Sané’s conflict: “That was painful too.”
This shot went straight to the heart: Manchester City’s Leroy Sané, with his fantastic free-kick in the final stages of a thrilling game, has left his ex-club Schalke in the dark on Wednesday evening about their prospects for progress in the Champions League. But he didn’t want to cheer about it.
When Leroy Sané visits Schalke, you can see that a man is coming back to his homeland. This was already the case last autumn, when the attacker from Manchester City made a guest appearance with the DFB team in Gelsenkirchen. It was the same again when he and his club were challenged to Schalke in the first leg of the Champions League round of sixteen. Shake hands, greet old acquaintances in the distance, answer messages: he did all this as if he were asleep, so safely and confidently he manoeuvred himself – with his smartphone in his hand – through the catacombs of the arena.
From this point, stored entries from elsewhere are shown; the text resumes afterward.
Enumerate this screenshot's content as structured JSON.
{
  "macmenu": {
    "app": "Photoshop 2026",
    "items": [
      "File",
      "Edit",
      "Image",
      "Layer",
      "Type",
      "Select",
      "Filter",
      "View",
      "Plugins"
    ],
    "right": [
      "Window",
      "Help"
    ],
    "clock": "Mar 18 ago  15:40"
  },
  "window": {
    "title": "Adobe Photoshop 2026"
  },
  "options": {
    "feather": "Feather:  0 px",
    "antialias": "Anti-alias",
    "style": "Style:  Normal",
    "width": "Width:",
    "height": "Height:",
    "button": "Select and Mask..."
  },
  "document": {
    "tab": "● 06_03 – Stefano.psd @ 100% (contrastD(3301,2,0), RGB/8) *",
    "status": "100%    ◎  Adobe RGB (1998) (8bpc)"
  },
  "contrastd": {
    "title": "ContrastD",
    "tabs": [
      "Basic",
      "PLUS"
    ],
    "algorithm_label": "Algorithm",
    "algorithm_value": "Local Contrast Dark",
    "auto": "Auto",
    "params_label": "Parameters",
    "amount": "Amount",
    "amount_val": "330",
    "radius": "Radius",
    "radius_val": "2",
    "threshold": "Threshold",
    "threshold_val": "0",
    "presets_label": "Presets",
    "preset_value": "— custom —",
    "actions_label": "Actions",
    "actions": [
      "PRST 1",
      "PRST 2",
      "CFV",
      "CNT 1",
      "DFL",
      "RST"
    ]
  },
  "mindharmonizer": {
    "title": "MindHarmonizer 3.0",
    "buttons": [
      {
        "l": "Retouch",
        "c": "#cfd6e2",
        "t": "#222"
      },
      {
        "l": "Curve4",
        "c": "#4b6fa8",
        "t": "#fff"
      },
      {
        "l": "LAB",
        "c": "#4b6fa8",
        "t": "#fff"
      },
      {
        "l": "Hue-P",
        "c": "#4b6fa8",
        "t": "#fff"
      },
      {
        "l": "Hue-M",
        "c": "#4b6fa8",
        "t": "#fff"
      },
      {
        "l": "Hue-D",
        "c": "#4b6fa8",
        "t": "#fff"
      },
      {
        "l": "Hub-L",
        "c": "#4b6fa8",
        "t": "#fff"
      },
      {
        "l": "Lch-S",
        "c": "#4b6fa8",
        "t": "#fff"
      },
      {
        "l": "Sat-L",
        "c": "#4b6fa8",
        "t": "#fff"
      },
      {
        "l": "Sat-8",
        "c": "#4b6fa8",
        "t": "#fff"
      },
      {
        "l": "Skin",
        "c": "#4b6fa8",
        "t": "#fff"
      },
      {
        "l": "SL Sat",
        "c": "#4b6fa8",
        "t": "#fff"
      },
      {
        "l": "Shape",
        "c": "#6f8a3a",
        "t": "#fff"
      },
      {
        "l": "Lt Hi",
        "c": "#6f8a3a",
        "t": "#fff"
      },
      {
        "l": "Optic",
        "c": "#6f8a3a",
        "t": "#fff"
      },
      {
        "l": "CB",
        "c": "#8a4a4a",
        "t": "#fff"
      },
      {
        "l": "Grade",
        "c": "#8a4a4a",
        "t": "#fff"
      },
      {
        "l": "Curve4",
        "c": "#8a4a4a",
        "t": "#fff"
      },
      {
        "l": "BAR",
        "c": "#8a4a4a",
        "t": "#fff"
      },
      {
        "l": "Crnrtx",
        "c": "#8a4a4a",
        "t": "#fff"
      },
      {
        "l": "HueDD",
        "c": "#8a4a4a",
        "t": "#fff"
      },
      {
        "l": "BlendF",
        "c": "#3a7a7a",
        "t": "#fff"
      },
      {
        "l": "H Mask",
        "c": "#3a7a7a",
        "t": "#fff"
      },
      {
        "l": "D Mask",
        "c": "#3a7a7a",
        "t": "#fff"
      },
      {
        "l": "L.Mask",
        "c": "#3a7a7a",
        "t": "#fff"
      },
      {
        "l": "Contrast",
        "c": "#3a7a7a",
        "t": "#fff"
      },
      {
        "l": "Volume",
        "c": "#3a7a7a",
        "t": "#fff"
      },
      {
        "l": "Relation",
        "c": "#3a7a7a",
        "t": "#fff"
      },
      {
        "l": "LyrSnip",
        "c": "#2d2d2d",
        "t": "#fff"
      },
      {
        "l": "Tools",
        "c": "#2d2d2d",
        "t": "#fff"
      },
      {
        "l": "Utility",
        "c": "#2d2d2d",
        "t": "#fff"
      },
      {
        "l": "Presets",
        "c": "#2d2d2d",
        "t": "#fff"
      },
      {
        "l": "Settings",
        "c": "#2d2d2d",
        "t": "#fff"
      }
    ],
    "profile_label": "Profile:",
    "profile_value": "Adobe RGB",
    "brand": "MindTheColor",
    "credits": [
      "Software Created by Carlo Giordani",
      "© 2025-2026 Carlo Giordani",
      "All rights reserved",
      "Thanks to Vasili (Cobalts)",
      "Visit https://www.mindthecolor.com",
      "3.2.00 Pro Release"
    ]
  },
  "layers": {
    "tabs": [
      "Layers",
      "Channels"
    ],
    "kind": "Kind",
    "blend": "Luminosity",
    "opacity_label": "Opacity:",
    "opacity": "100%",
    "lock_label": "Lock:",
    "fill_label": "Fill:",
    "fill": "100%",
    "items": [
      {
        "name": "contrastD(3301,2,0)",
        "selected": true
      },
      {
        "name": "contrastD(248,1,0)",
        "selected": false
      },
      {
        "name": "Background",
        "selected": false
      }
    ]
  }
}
And she was also noticeable on the square, this familiarity and security, which a return to the place of his youth often brings with it. When his coach Pep Guardiola finally let him off the leash after 78 minutes and Sané walked on the pitch to the applause of many Schalker fans, the 23-year-old didn’t need any starting time. He was right in the game and gave energy and speed to his team, which had previously been poor in esprit.
“I’ve been practicing these free kicks since I arrived in Manchester.”
Seven minutes later, he grabbed the ball as a matter of course when his team was awarded a free-kick after a Schalker foul a few yards from the penalty area. Seven steps and a perfect shot later there was silence in the sold-out arena – the ball floundered in the net. The surprising Schalker lead, shot out by two penalty goals from Nabil Bentaleb to Sergio Aguero’s early 0-1 (18th), was gone. And the shock was deep. Only five minutes later, the hosts gave up the game completely and, after a weakly defended long tee shot by City-Keeper Ederson, they conceded the 2-3 win by Raheem Sterling. The chances of progress shrank to a minimum.
“Of course I was happy for my team. But scoring such a goal against my old love was also painful,” Sané said after the match. “I’ve been practicing these free kicks since I arrived in Manchester. It has already paid off against Hoffenheim, now it’s working again.” Nevertheless, he did without a big cheer – out of respect for his ex-club. Instead, he later praised his former team-mates for their courageous performance: “They made it very strong and showed a good game overall. That made it very difficult for us.” The special atmosphere in the arena played its part: “I know how the fans whip Schalke forward. How they did it in the first half gave me goose bumps,” Sané admitted.
A final conclusion in my home country
Only a short time after the game he could enjoy the return home with his family and friends. A side trip to the VIP area, some interviews in the mixed zone, then he had to go to the bus. But there was still time for a conclusion: “It was very emotional for me to come to my old home”, said Sané. “Where it all began.” And where they still worship him today – despite his shot on Wednesday, right into the heart of Schalker.